I also agree with varying meals and calorie intake. This is what I had effectively been doing for a few months (through lack of discipline rather than it being a plan!) and it worked a treat. My general focus for months had been calorie restriction and modest exercise (often just a small local walk in the evenings) and it was working a treat. In spite of some days of over-eating, and too many carbs, I'd always switch back to monitoring calories. I'd eat to maintain, or to restrict modestly, or to restrict hugely, and generally never stuck to anything for more than a week, which probably helped my metabolism to stay high. The weight fell off, independent of carb content.

I don't think there is going to be a magic bullet for me. Anyway it's not a big deal, calorie counting isn't exactly hard. For a lot of people, even without Type 2, it's normal. I think we all have bodies that are designed to live in a world where calories are hard to come by, but most of us these days are surrounded by an excess of food. The battle has changed curiously from a physical one of procuring food, to a mental one of avoiding too much of it!
 

Livefree

Member
Messages
9
Great post and I totally agree.

I've realised I need to take my own advice on this. We are all different. Other people's input is extremely helpful as it lets me know what has worked for others and therefore what *might* work for me.

But I'm stopping the experiment of not calorie counting. Maybe if I kept up the keto-and-not-counting-calories thing for another month something amazing would change, but right now, the evidence I see before me is that I've been piling on the pounds. Since we all agree weight loss is a good idea for overweight people, that's not right. I've put on about 5kg quickly and my stomach is making it's presence horribly felt when I sit down! I'm not going to risk carrying on in this direction. Keto, I suspect, I can stick with, but not ignoring calories. I have a huge appetite, I love food, and I'm going to have to consciously monitor calories.

I also agree with varying meals and calorie intake. This is what I had effectively been doing for a few months (through lack of discipline rather than it being a plan!) and it worked a treat.
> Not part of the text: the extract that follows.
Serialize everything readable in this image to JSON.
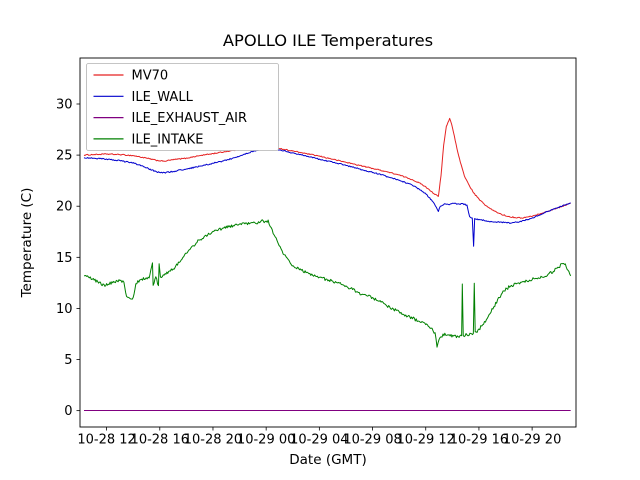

My general focus for months had been calorie restriction and modest exercise (often just a small local walk in the evenings) and it was working a treat. In spite of some days of over-eating, and too many carbs, I'd always switch back to monitoring calories. I'd eat to maintain, or to restrict modestly, or to restrict hugely, and generally never stuck to anything for more than a week, which probably helped my metabolism to stay high. The weight fell off, independent of carb content.
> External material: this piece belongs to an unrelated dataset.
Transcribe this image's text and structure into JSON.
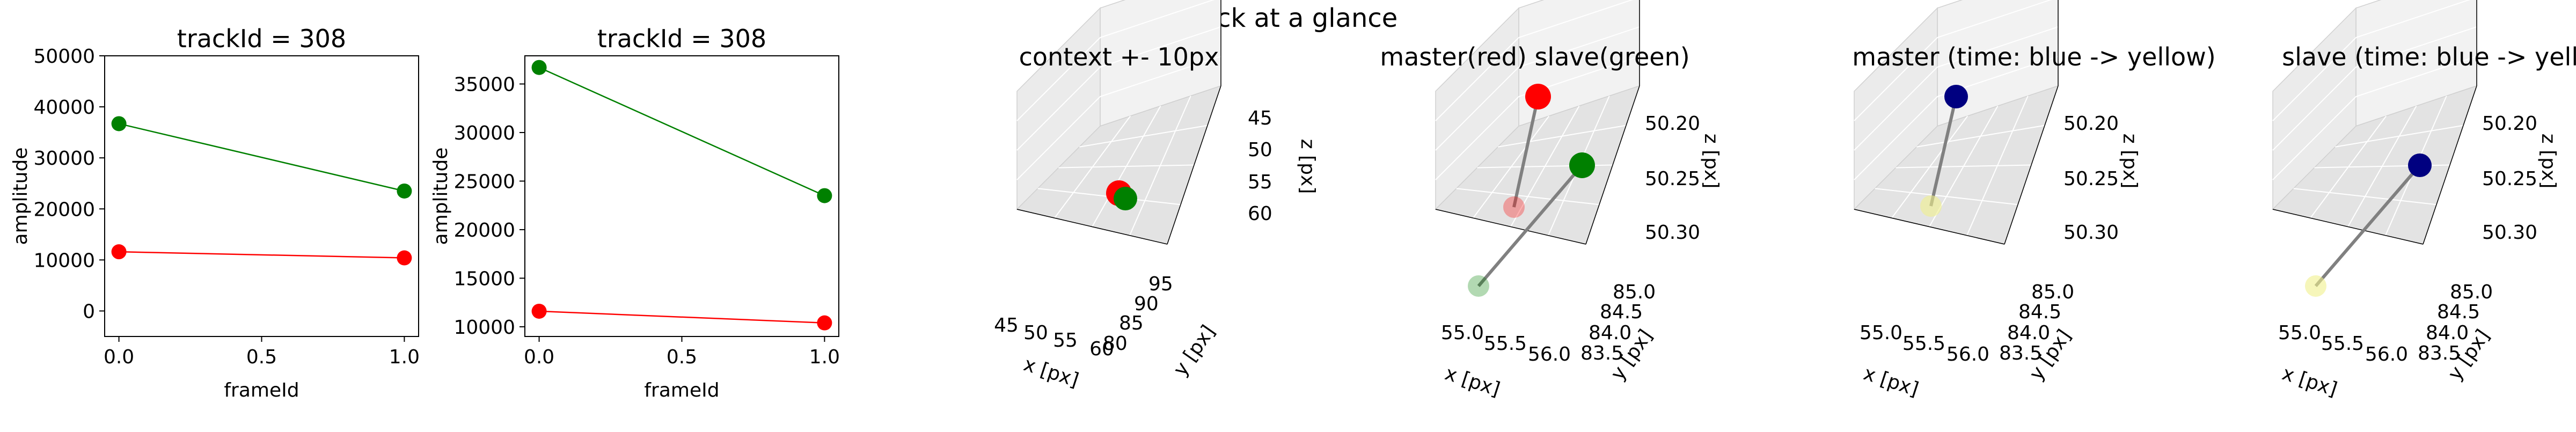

I don't think there is going to be a magic bullet for me. Anyway it's not a big deal, calorie counting isn't exactly hard. For a lot of people, even without Type 2, it's normal. I think we all have bodies that are designed to live in a world where calories are hard to come by, but most of us these days are surrounded by an excess of food. The battle has changed curiously from a physical one of procuring food, to a mental one of avoiding too much of it!
Hey i am sure you must have heard of only meat and water diet. Since you are experimenting. Why dont you research and give it a try
 

AdamJames

Well-Known Member
Messages
1,338
Type of diabetes
Type 2
Treatment type
Diet only
Hey i am sure you must have heard of only meat and water diet. Since you are experimenting. Why dont you research and give it a try

Yes, @JamesW2612 mentioned that a few posts ago, it seems to have worked well for him.

All such suggestions go on my mental list of things to try! Right now I am very keen to lose the weight I've recently gained, so I'm tempted to just go back to doing what I had been doing over the last few months, but this time to ensure I stay in ketosis.

Something radical may have changed internally to cause the weight gain, but the only obvious difference recently has been that I haven't limited calories, so it seems sensible for that to be the thing I focus on.